Our system bears resemblance to a light-sheet microscope in the sense that our line-scan illumination effectively corresponds to a scanning light-sheet within the sample, though here oriented vertically rather than horizontally (or obliquely). In particular, light-sheet microscopy has been implemented in confocal line-scan geometries using detection slits either physical [43] or electronic based on camera rolling shutters [44]. The key difference with our technique is that we use multiple slits that are axially distributed, allowing the acquisition of multiple planes simultaneously, rather than a single plane at a time (though see [45,46] where multiple planes are acquired simultaneously, albeit without the advantage of optical sectioning).

Compared to multiphoton multiplane techniques [28–31], which also provide optical sectioning, our system does not provide the same depth penetration, but it is certainly easier to implement and more cost-effective. The speed of multiphoton microscopes is usually limited by the speed of the excitation beam scanners (though see examples of faster variations [47,48]). To obtain frame rates on the order of kilohertz, for example compatible with voltage imaging, this generally limits the imaging to small FOVs [47,49,50]. To date, multiphoton microscopes combining high speed, relatively large FOV, and simultaneous multiplane capacity have not yet been reported.

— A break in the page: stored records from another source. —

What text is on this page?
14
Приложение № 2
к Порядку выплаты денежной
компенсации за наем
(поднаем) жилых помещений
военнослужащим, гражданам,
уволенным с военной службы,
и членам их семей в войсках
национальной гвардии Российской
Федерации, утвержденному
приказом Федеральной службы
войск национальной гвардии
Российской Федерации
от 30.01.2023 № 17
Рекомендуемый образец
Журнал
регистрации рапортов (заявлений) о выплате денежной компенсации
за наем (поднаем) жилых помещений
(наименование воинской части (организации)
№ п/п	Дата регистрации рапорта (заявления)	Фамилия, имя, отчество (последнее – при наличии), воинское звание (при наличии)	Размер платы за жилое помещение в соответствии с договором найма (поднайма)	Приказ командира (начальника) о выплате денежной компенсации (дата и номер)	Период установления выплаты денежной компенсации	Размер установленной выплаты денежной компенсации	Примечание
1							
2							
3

The speed of our system is currently limited by the speed of our scanners and our camera frame rate. In principle, this speed can be increased by using faster single-axis or resonant scanners combined with a faster camera (the latter are readily available). In principle, also, the sample interplane separation can be adapted to different applications by simply adjusting the total magnification of the system or the physical distance between the reflecting slits. Moreover, the imaging volume can be expanded with no speed penalty by simply decreasing the illumination NA and adding more reflecting slits. Another strategy to augment the axial range is to rapidly change focal depths using mechanisms such as ETLs [5,27], TAG lenses [8,9] or deformable mirrors [7]. However, it should be noted that our method of detection using a single camera and re-scan galvanometer imposed several design constraints that limited our ability to navigate the above parameters while maintaining a reasonably large FOV. In hindsight, perhaps a better design would have been to replace our single area-scan camera with multiple high-speed line-scan cameras, one for each detection slit. Such a design would be limited by the speed of current line-scan cameras to roughly comparable frame rates as our present system. On the other hand, it would allow even more flexibility between FOV, number of planes, interplane separation, etc., while obviating the need for a second re-scan galvanometer and field curvature correction optics. We anticipate implementing such an alternative design in the future.